I want to prove the following claim:
Let $\Phi \subseteq \mathrm{Sent}_{\Sigma}$ be such that each model $\mathcal{M}$ of $\Phi$ is finite. Show that there is some $n\in \mathbb{N}$ such that each model of $\Phi$ has at most $n$ elements.
My try: I have proved the following statement which I can use as a fact: If $\Phi \subseteq \mathrm{Sent}_{\Sigma}$ admites finite models of arbitrarily big cardinal, the $\Phi$ has an infinite model.
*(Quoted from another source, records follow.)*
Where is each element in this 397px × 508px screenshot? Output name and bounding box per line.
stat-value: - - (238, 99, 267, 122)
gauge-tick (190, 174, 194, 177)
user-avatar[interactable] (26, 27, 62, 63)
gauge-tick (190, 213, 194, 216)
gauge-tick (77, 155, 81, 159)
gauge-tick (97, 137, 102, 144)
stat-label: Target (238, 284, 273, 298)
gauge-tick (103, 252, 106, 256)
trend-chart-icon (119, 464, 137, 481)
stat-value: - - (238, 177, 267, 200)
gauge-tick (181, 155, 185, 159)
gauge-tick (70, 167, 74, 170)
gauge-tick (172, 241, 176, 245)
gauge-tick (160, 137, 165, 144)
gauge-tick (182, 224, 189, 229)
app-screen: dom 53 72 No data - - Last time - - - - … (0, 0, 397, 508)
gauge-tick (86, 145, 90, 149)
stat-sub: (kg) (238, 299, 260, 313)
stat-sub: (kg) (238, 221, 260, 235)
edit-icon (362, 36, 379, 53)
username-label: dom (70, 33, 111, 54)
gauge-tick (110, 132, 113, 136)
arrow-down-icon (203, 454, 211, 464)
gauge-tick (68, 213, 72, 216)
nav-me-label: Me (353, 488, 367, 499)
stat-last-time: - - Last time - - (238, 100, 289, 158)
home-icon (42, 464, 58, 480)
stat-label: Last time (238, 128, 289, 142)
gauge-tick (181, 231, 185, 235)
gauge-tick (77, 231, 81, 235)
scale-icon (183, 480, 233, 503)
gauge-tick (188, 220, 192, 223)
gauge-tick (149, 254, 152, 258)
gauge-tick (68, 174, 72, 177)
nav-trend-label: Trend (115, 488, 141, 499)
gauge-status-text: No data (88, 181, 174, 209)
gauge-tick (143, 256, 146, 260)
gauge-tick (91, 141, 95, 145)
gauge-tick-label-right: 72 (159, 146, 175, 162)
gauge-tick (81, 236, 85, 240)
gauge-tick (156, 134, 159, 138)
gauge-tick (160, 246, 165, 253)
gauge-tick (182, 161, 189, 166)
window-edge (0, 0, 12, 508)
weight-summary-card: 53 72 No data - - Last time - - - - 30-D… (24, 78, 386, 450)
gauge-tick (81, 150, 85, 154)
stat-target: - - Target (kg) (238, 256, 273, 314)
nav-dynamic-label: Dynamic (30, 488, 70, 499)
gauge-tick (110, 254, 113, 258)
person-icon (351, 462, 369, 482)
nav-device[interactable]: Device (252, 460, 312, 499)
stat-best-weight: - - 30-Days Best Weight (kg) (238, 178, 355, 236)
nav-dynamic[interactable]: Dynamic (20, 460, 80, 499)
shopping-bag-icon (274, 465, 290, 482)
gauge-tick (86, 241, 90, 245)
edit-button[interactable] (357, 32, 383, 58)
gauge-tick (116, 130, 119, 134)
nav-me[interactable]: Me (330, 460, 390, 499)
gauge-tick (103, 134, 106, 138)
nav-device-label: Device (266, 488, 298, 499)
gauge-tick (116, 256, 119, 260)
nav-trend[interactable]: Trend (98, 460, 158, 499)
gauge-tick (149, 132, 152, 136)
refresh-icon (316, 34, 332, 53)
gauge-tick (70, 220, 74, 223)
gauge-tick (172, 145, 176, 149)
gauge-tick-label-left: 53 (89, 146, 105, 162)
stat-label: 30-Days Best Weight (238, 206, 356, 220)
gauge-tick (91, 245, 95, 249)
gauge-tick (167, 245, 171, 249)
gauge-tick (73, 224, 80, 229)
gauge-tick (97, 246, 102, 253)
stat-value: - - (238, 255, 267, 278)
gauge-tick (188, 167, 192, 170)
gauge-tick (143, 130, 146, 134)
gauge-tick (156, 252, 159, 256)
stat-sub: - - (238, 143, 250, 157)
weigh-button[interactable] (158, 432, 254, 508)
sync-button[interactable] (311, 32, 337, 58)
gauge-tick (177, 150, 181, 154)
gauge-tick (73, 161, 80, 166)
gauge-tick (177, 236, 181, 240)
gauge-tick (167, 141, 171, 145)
So let's assume otherwise, that is, given $n\in \mathbb{N}$, suppose I can find a model $\mathcal{M}\in \mathcal{Mod}(\Phi)$ such that $|\mathcal{M}|\geq n$. This means I can find models of $\Phi$ arbitrarily big, so by the fact above, $\Phi$ possesses an infinite model $\mathcal{N}$, which contradicts the hypothesis that $\Phi$ has only finite models.
Is this prove okay? It looks like a simple proof by contradiction and that makes me doubt.
The proof is not correct. Arbitrarily big is not the same as infinite.
The standard proof of this fact makes use of the compactness theorem.
It is easy to construct a sentence $S_n$ such that $S_n$ is true in a model iff the model has more than $n$ elements (can you show this?).
Then consider $\Phi + \{S_n\}_{n=1}^{\infty}$. Clearly every finite subset of the theory is satisfiable, since $\Phi$ has arbitrarily large models.
But then by compactness the whole theory is satisfiable, and since only an infinite model can satisfy all the $S_n$, we have found an infinite model for our theory $\Phi$.